If not for a cheap paper lanyard dangling amongst the others in my closet I would have forgotten completely that I had attended the Ottawa Folk Festival in 2003. As it is, I’m not sure exactly what date I might have attended but a little research suggests it might have been August 24th, for it was on that day that Jane Siberry and Trout Fishing in America played and I know I saw Jane Siberry and Trout Fishing in America, though I may have actually seen them when I played the fest in 1999. One thing’s for sure, I wouldn’t have gone back to see them a second time. Except for Trout Fishing in America. I’d go back and see Trout Fishing in America again for sure, they’re great!
Anyway, the lanyard forces me to wonder if I played a set or not? I suspect I did, and if so I’m sure it was at the request of my boss for his tiny ‘stage’ in the Ottawa Folklore Centre merch tent. I certainly remember playing in there at least once. I think it was one of my first paid solo gigs; maybe the very first. Regardless, back then I felt like getting paid for making the noises I was making felt like I was stealing. I know it was a paid gig because Arthur would never ask anyone to play music for free, which is one of the dozen or so reasons why I’ve always respected him. Plus he had the foresight to hire such a future powerhouse as yours truly, which makes up most of the other eleven reasons. I also recall sitting in my car with my good friend Doug outside the fest listening to Ween’s White Pepper CD. I’m sure Doug would only have been there to sit in with me for a song or two, so there’s that…
Anyway, it could very well be that my gig in the merch tent was a whole other time (or both I suppose) but either way it’s beside the point. These are supposed to be memories (made up or otherwise) about shows I’ve seen, not gigs I’ve played, though when the two collide I tend to include them here. But I go on and on because I’m actually a bit worried that the memory I have of this show (or gig) was actually from a gig/show I attended/played at folkfest in 1999. It’s a bad, ugly memory; one so horrible that it would be best not repeated. But repeat it I must. Both here in this missive and the other one too, for it is too shameful to only relate once. If you can relate.
Following an excellent set on the mainstage, Trout Fishing in America was scheduled to take part in a song circle with three other artists, among them Jane Siberry. I hustled on over. There were perhaps a hundred or so of us in the big tent when the performers came out and started.
I don’t know if you’ve been to a song circle or not, but it’s probably just as you imagine it. Several musicians take turns leading the rest in a song, around and around so everyone gets a turn. These are jams that by their very nature tend to be rather informal and laid-back, as 3/4’s of the players on the stage are generally playing along with songs that they are hearing for the first time.

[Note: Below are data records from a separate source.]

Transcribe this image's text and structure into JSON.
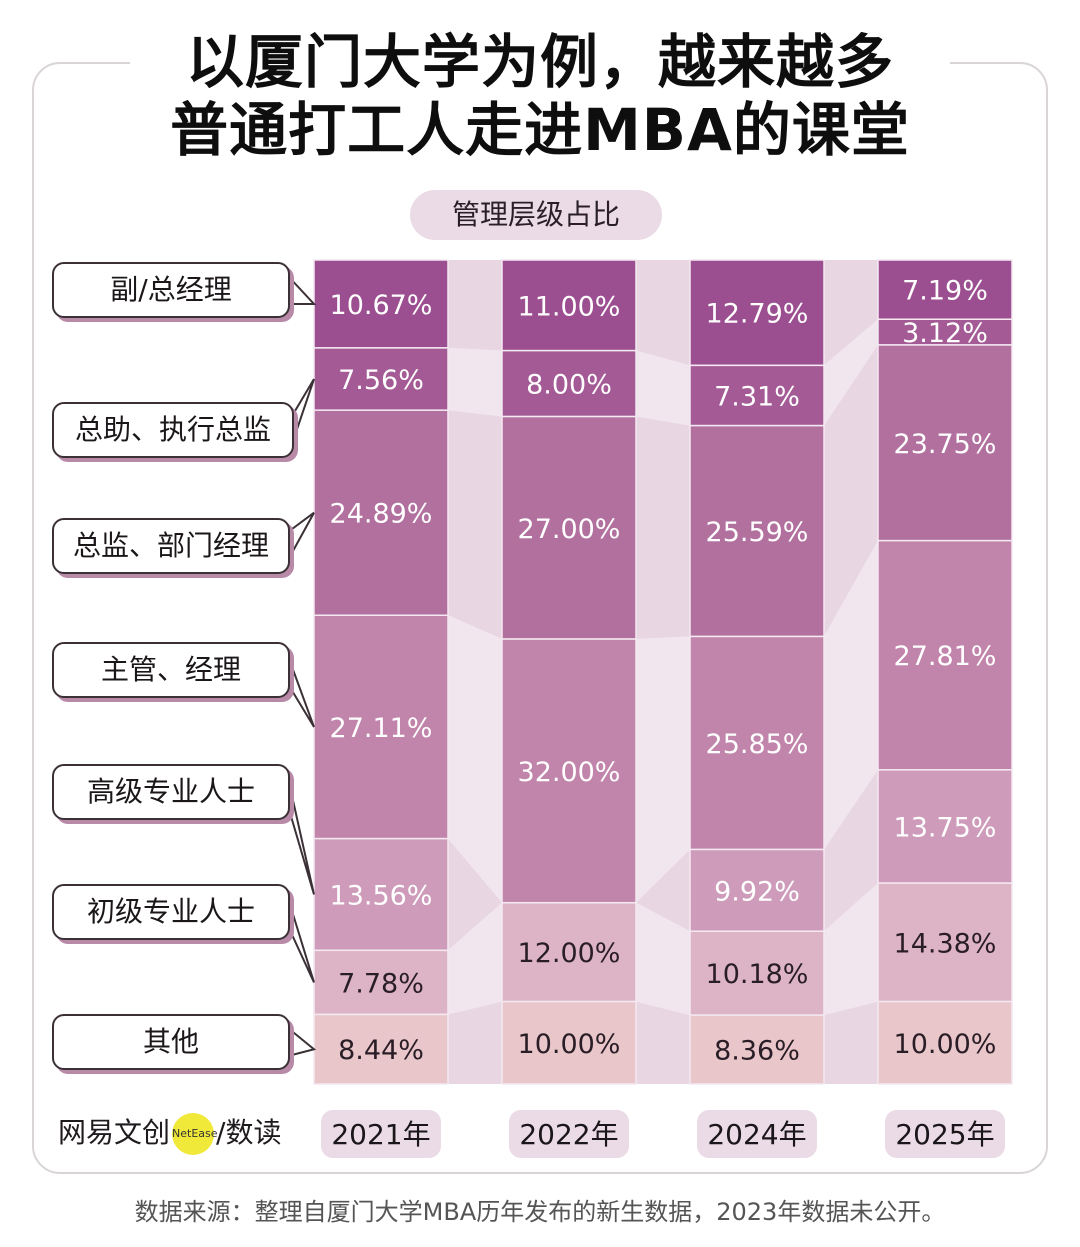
{
  "title": {
    "line1": "以厦门大学为例，越来越多",
    "line2": "普通打工人走进MBA的课堂"
  },
  "subtitle": "管理层级占比",
  "brand": {
    "name": "网易文创",
    "badge": "NetEase",
    "section": "/数读"
  },
  "source": "数据来源：整理自厦门大学MBA历年发布的新生数据，2023年数据未公开。",
  "colors": {
    "level_colors": [
      "#9c4f90",
      "#a35a95",
      "#b2709f",
      "#c184aa",
      "#ce9cba",
      "#ddb4c6",
      "#e8c6ca"
    ],
    "flow": "#ecdde8",
    "frame": "#d9d4d8",
    "pill": "#eadbe6"
  },
  "chart_data": {
    "type": "bar",
    "stacked": true,
    "percent": true,
    "categories": [
      "2021年",
      "2022年",
      "2024年",
      "2025年"
    ],
    "series": [
      {
        "name": "副/总经理",
        "values": [
          10.67,
          11.0,
          12.79,
          7.19
        ]
      },
      {
        "name": "总助、执行总监",
        "values": [
          7.56,
          8.0,
          7.31,
          3.12
        ]
      },
      {
        "name": "总监、部门经理",
        "values": [
          24.89,
          27.0,
          25.59,
          23.75
        ]
      },
      {
        "name": "主管、经理",
        "values": [
          27.11,
          32.0,
          25.85,
          27.81
        ]
      },
      {
        "name": "高级专业人士",
        "values": [
          13.56,
          0,
          9.92,
          13.75
        ]
      },
      {
        "name": "初级专业人士",
        "values": [
          7.78,
          12.0,
          10.18,
          14.38
        ]
      },
      {
        "name": "其他",
        "values": [
          8.44,
          10.0,
          8.36,
          10.0
        ]
      }
    ],
    "value_labels": [
      [
        "10.67%",
        "7.56%",
        "24.89%",
        "27.11%",
        "13.56%",
        "7.78%",
        "8.44%"
      ],
      [
        "11.00%",
        "8.00%",
        "27.00%",
        "32.00%",
        "",
        "12.00%",
        "10.00%"
      ],
      [
        "12.79%",
        "7.31%",
        "25.59%",
        "25.85%",
        "9.92%",
        "10.18%",
        "8.36%"
      ],
      [
        "7.19%",
        "3.12%",
        "23.75%",
        "27.81%",
        "13.75%",
        "14.38%",
        "10.00%"
      ]
    ],
    "legend": "left"
  }
}
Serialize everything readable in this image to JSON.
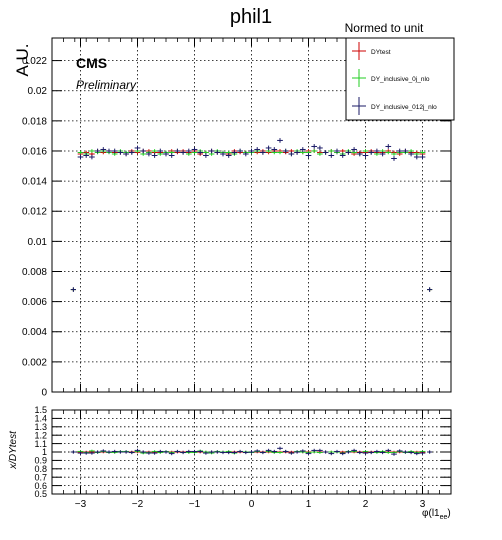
{
  "chart_data": {
    "type": "scatter",
    "title": "phil1",
    "header": "Normed to unit",
    "ylabel": "A.U.",
    "ratio_ylabel": "x/DYtest",
    "xlabel_main": "φ(l1",
    "xlabel_sub": "ee",
    "xlabel_close": ")",
    "cms_label": "CMS",
    "preliminary_label": "Preliminary",
    "grid": true,
    "legend_position": "top-right",
    "xlim": [
      -3.5,
      3.5
    ],
    "ylim": [
      0,
      0.0235
    ],
    "ratio_ylim": [
      0.5,
      1.5
    ],
    "x_ticks": [
      {
        "v": -3,
        "label": "−3"
      },
      {
        "v": -2,
        "label": "−2"
      },
      {
        "v": -1,
        "label": "−1"
      },
      {
        "v": 0,
        "label": "0"
      },
      {
        "v": 1,
        "label": "1"
      },
      {
        "v": 2,
        "label": "2"
      },
      {
        "v": 3,
        "label": "3"
      }
    ],
    "y_ticks": [
      {
        "v": 0,
        "label": "0"
      },
      {
        "v": 0.002,
        "label": "0.002"
      },
      {
        "v": 0.004,
        "label": "0.004"
      },
      {
        "v": 0.006,
        "label": "0.006"
      },
      {
        "v": 0.008,
        "label": "0.008"
      },
      {
        "v": 0.01,
        "label": "0.01"
      },
      {
        "v": 0.012,
        "label": "0.012"
      },
      {
        "v": 0.014,
        "label": "0.014"
      },
      {
        "v": 0.016,
        "label": "0.016"
      },
      {
        "v": 0.018,
        "label": "0.018"
      },
      {
        "v": 0.02,
        "label": "0.02"
      },
      {
        "v": 0.022,
        "label": "0.022"
      }
    ],
    "ratio_ticks": [
      {
        "v": 0.5,
        "label": "0.5"
      },
      {
        "v": 0.6,
        "label": "0.6"
      },
      {
        "v": 0.7,
        "label": "0.7"
      },
      {
        "v": 0.8,
        "label": "0.8"
      },
      {
        "v": 0.9,
        "label": "0.9"
      },
      {
        "v": 1.0,
        "label": "1"
      },
      {
        "v": 1.1,
        "label": "1.1"
      },
      {
        "v": 1.2,
        "label": "1.2"
      },
      {
        "v": 1.3,
        "label": "1.3"
      },
      {
        "v": 1.4,
        "label": "1.4"
      },
      {
        "v": 1.5,
        "label": "1.5"
      }
    ],
    "x": [
      -3.125,
      -3.0,
      -2.9,
      -2.8,
      -2.7,
      -2.6,
      -2.5,
      -2.4,
      -2.3,
      -2.2,
      -2.1,
      -2.0,
      -1.9,
      -1.8,
      -1.7,
      -1.6,
      -1.5,
      -1.4,
      -1.3,
      -1.2,
      -1.1,
      -1.0,
      -0.9,
      -0.8,
      -0.7,
      -0.6,
      -0.5,
      -0.4,
      -0.3,
      -0.2,
      -0.1,
      0.0,
      0.1,
      0.2,
      0.3,
      0.4,
      0.5,
      0.6,
      0.7,
      0.8,
      0.9,
      1.0,
      1.1,
      1.2,
      1.3,
      1.4,
      1.5,
      1.6,
      1.7,
      1.8,
      1.9,
      2.0,
      2.1,
      2.2,
      2.3,
      2.4,
      2.5,
      2.6,
      2.7,
      2.8,
      2.9,
      3.0,
      3.125
    ],
    "series": [
      {
        "name": "DYtest",
        "color": "#cc0000",
        "values": [
          0.0068,
          0.0158,
          0.0159,
          0.0158,
          0.016,
          0.0159,
          0.016,
          0.0159,
          0.0159,
          0.0158,
          0.016,
          0.0159,
          0.016,
          0.016,
          0.0159,
          0.0159,
          0.0158,
          0.016,
          0.0159,
          0.016,
          0.0159,
          0.016,
          0.0158,
          0.0159,
          0.016,
          0.0159,
          0.0159,
          0.0158,
          0.016,
          0.0159,
          0.0159,
          0.016,
          0.0159,
          0.016,
          0.0159,
          0.016,
          0.016,
          0.0159,
          0.016,
          0.0159,
          0.0159,
          0.016,
          0.016,
          0.0159,
          0.0159,
          0.016,
          0.0159,
          0.016,
          0.0159,
          0.0158,
          0.0159,
          0.0159,
          0.016,
          0.0159,
          0.0159,
          0.016,
          0.0159,
          0.0158,
          0.016,
          0.0159,
          0.0159,
          0.0158,
          0.0068
        ]
      },
      {
        "name": "DY_inclusive_0j_nlo",
        "color": "#22cc22",
        "values": [
          0.0068,
          0.0159,
          0.0158,
          0.016,
          0.0159,
          0.016,
          0.0159,
          0.0158,
          0.016,
          0.0159,
          0.0159,
          0.016,
          0.0158,
          0.0159,
          0.016,
          0.0158,
          0.0159,
          0.0159,
          0.016,
          0.0159,
          0.0158,
          0.0159,
          0.016,
          0.0159,
          0.0158,
          0.016,
          0.0159,
          0.0159,
          0.0158,
          0.016,
          0.0159,
          0.0159,
          0.016,
          0.0159,
          0.016,
          0.0159,
          0.0159,
          0.016,
          0.0158,
          0.016,
          0.0159,
          0.0159,
          0.016,
          0.0158,
          0.0159,
          0.016,
          0.0159,
          0.0158,
          0.016,
          0.0159,
          0.0158,
          0.016,
          0.0159,
          0.0158,
          0.016,
          0.0159,
          0.0158,
          0.0159,
          0.0159,
          0.016,
          0.0158,
          0.0159,
          0.0068
        ]
      },
      {
        "name": "DY_inclusive_012j_nlo",
        "color": "#1a1a66",
        "values": [
          0.0068,
          0.0156,
          0.0157,
          0.0156,
          0.016,
          0.0161,
          0.016,
          0.016,
          0.0159,
          0.0158,
          0.0159,
          0.0162,
          0.016,
          0.0158,
          0.0157,
          0.016,
          0.0158,
          0.0157,
          0.016,
          0.0159,
          0.016,
          0.0161,
          0.0159,
          0.0157,
          0.016,
          0.0159,
          0.0158,
          0.0157,
          0.0159,
          0.016,
          0.0158,
          0.016,
          0.0161,
          0.0159,
          0.0162,
          0.0161,
          0.0167,
          0.016,
          0.0158,
          0.0159,
          0.0161,
          0.0157,
          0.0163,
          0.0162,
          0.0159,
          0.0157,
          0.016,
          0.0157,
          0.0159,
          0.0161,
          0.0158,
          0.0157,
          0.0159,
          0.016,
          0.0158,
          0.0163,
          0.0155,
          0.016,
          0.016,
          0.0158,
          0.0156,
          0.0156,
          0.0068
        ]
      }
    ]
  }
}
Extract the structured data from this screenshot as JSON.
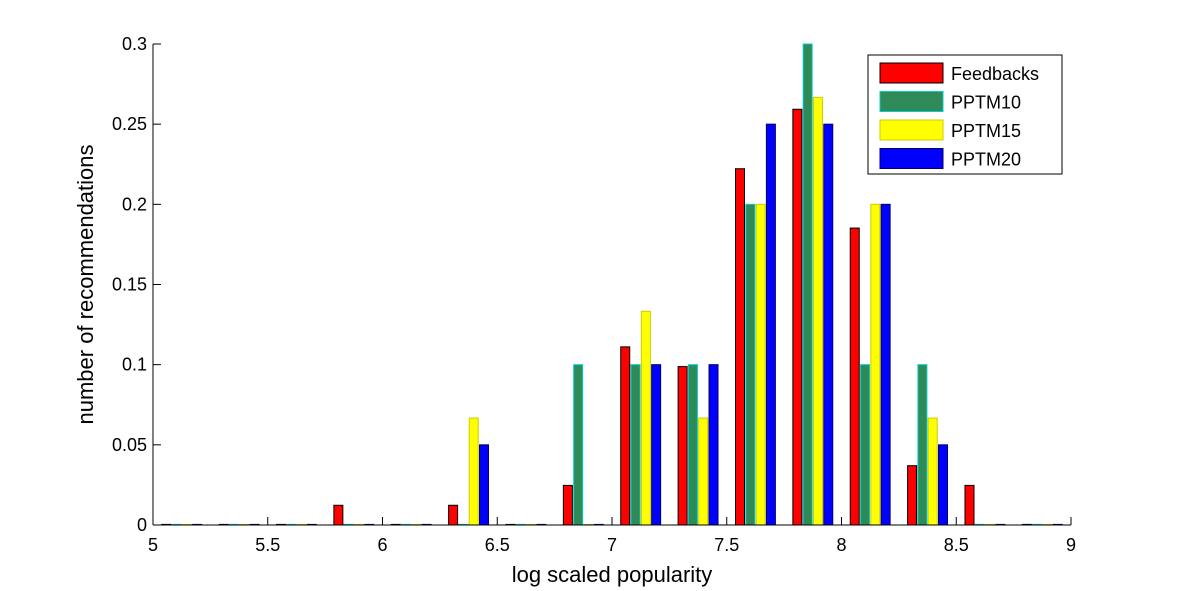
{
  "chart_data": {
    "type": "bar",
    "xlabel": "log scaled popularity",
    "ylabel": "number of recommendations",
    "xlim": [
      5,
      9
    ],
    "ylim": [
      0,
      0.3
    ],
    "xticks": [
      "5",
      "5.5",
      "6",
      "6.5",
      "7",
      "7.5",
      "8",
      "8.5",
      "9"
    ],
    "yticks": [
      "0",
      "0.05",
      "0.1",
      "0.15",
      "0.2",
      "0.25",
      "0.3"
    ],
    "grid": false,
    "legend_position": "top-right",
    "x": [
      5.125,
      5.375,
      5.625,
      5.875,
      6.125,
      6.375,
      6.625,
      6.875,
      7.125,
      7.375,
      7.625,
      7.875,
      8.125,
      8.375,
      8.625,
      8.875
    ],
    "series": [
      {
        "name": "Feedbacks",
        "color": "#ff0000",
        "edge": "#000000",
        "values": [
          0,
          0,
          0,
          0.0123,
          0,
          0.0123,
          0,
          0.0247,
          0.1111,
          0.0988,
          0.2222,
          0.2593,
          0.1852,
          0.037,
          0.0247,
          0
        ]
      },
      {
        "name": "PPTM10",
        "color": "#2e8b57",
        "edge": "#00cccc",
        "values": [
          0,
          0,
          0,
          0,
          0,
          0,
          0,
          0.1,
          0.1,
          0.1,
          0.2,
          0.3,
          0.1,
          0.1,
          0,
          0
        ]
      },
      {
        "name": "PPTM15",
        "color": "#ffff00",
        "edge": "#cccc00",
        "values": [
          0,
          0,
          0,
          0,
          0,
          0.0667,
          0,
          0,
          0.1333,
          0.0667,
          0.2,
          0.2667,
          0.2,
          0.0667,
          0,
          0
        ]
      },
      {
        "name": "PPTM20",
        "color": "#0000ff",
        "edge": "#000066",
        "values": [
          0,
          0,
          0,
          0,
          0,
          0.05,
          0,
          0,
          0.1,
          0.1,
          0.25,
          0.25,
          0.2,
          0.05,
          0,
          0
        ]
      }
    ]
  }
}
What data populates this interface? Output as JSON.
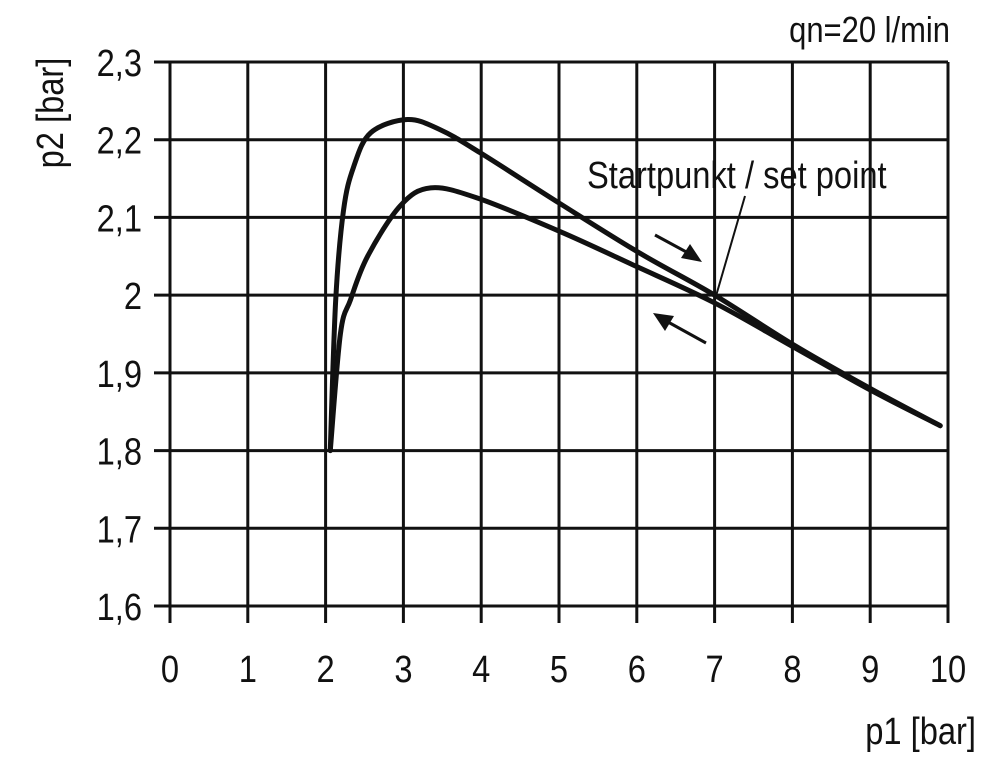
{
  "chart_data": {
    "type": "line",
    "title": "",
    "annotation_top": "qn=20 l/min",
    "xlabel": "p1 [bar]",
    "ylabel": "p2 [bar]",
    "xlim": [
      0,
      10
    ],
    "ylim": [
      1.6,
      2.3
    ],
    "grid": true,
    "x_ticks": [
      0,
      1,
      2,
      3,
      4,
      5,
      6,
      7,
      8,
      9,
      10
    ],
    "x_tick_labels": [
      "0",
      "1",
      "2",
      "3",
      "4",
      "5",
      "6",
      "7",
      "8",
      "9",
      "10"
    ],
    "y_ticks": [
      1.6,
      1.7,
      1.8,
      1.9,
      2.0,
      2.1,
      2.2,
      2.3
    ],
    "y_tick_labels": [
      "1,6",
      "1,7",
      "1,8",
      "1,9",
      "2",
      "2,1",
      "2,2",
      "2,3"
    ],
    "series": [
      {
        "direction": "increasing p1",
        "points": [
          [
            2.06,
            1.8
          ],
          [
            2.13,
            1.994
          ],
          [
            2.23,
            2.109
          ],
          [
            2.36,
            2.165
          ],
          [
            2.58,
            2.209
          ],
          [
            3.05,
            2.226
          ],
          [
            3.47,
            2.213
          ],
          [
            3.99,
            2.183
          ],
          [
            5.01,
            2.118
          ],
          [
            6.04,
            2.054
          ],
          [
            7.0,
            2.0
          ],
          [
            8.0,
            1.937
          ],
          [
            9.0,
            1.88
          ],
          [
            9.9,
            1.832
          ]
        ]
      },
      {
        "direction": "decreasing p1",
        "points": [
          [
            2.06,
            1.8
          ],
          [
            2.19,
            1.95
          ],
          [
            2.32,
            1.994
          ],
          [
            2.54,
            2.05
          ],
          [
            2.96,
            2.115
          ],
          [
            3.35,
            2.138
          ],
          [
            3.95,
            2.125
          ],
          [
            5.01,
            2.082
          ],
          [
            5.95,
            2.039
          ],
          [
            7.0,
            1.99
          ],
          [
            8.0,
            1.934
          ],
          [
            9.0,
            1.878
          ],
          [
            9.9,
            1.832
          ]
        ]
      }
    ],
    "annotations": [
      {
        "text": "Startpunkt / set point",
        "points_to": [
          7.0,
          2.0
        ]
      }
    ],
    "line_color": "#111111",
    "grid_color": "#111111"
  }
}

So TFIA led the other players in a simple three-chord song from their vast repertoire, and then so did the next musician and then the next, everyone making sure to pick something that would be fun, simple, and easy for the other musicians to follow. And then it was Jane Siberry’s turn.
As I ponder how to describe her contribution to the set I wonder how my mind has altered the reality of what she put we in the audience, the sound crew, and most especially her fellow musicians through. I wonder whether my mind has exaggerated her inane behaviour or if it has warped my memories into just a tiny inkling of the unprofessionalism I recall witnessing on the stage with recoiling horror. Regardless, it’s certainly a coping mechanism.
She had a keyboard, and when her turn to lead came around she started playing what could only be described as an endless sequence of random chords. The other musicians looked back-and-forth among themselves to see if anyone else had a clue…perhaps she was playing some obscure Schoenberg tone row or something else that was deeply and very, very secretly brilliant? And just as soon as one or two of them decided to jump in with a shrug and a guess at a chord she stopped dead in her tracks and started pushing buttons to change the keyboard sound. I was close enough to the stage to hear her mumble disapprovingly, but not so close as to make out what John Cage Tao i Ching piece she was going to launch into if she could just find the right timbre. And so it went, alternating between playing random chords and stopping to change the keyboard patch just as soon as anyone else slid in to join her.
I don’t know, maybe it was performance art. Maybe Jane Siberry is actually Andy Kaufman.
Actually, that is a concept I hadn’t considered before and frankly, it’s probably the most plausible I’ve come up with to explain just how unprofessional, unmusical, uncooperative, and ungood Jane Siberry was in that song circle. Distorted memory or not, it’s a mental stain that just won’t wash out of this brain of mine. Thank ye gawds that I wasn’t one of the musicians forced to be standing next to her during the fiasco; I would probably still be in therapy. I shudder to even contemplate it. But then, she’s opened for Mike Oldfield at Wembley Stadium with the great Bob Wiseman as her backup band, so I’m not nearly good enough to share a shocking embarrassment onstage with her anyhow.
Luckily for me I only had to play with myself, and maybe with Doug a little bit. Like I say, it’s a funny thing to get paid for.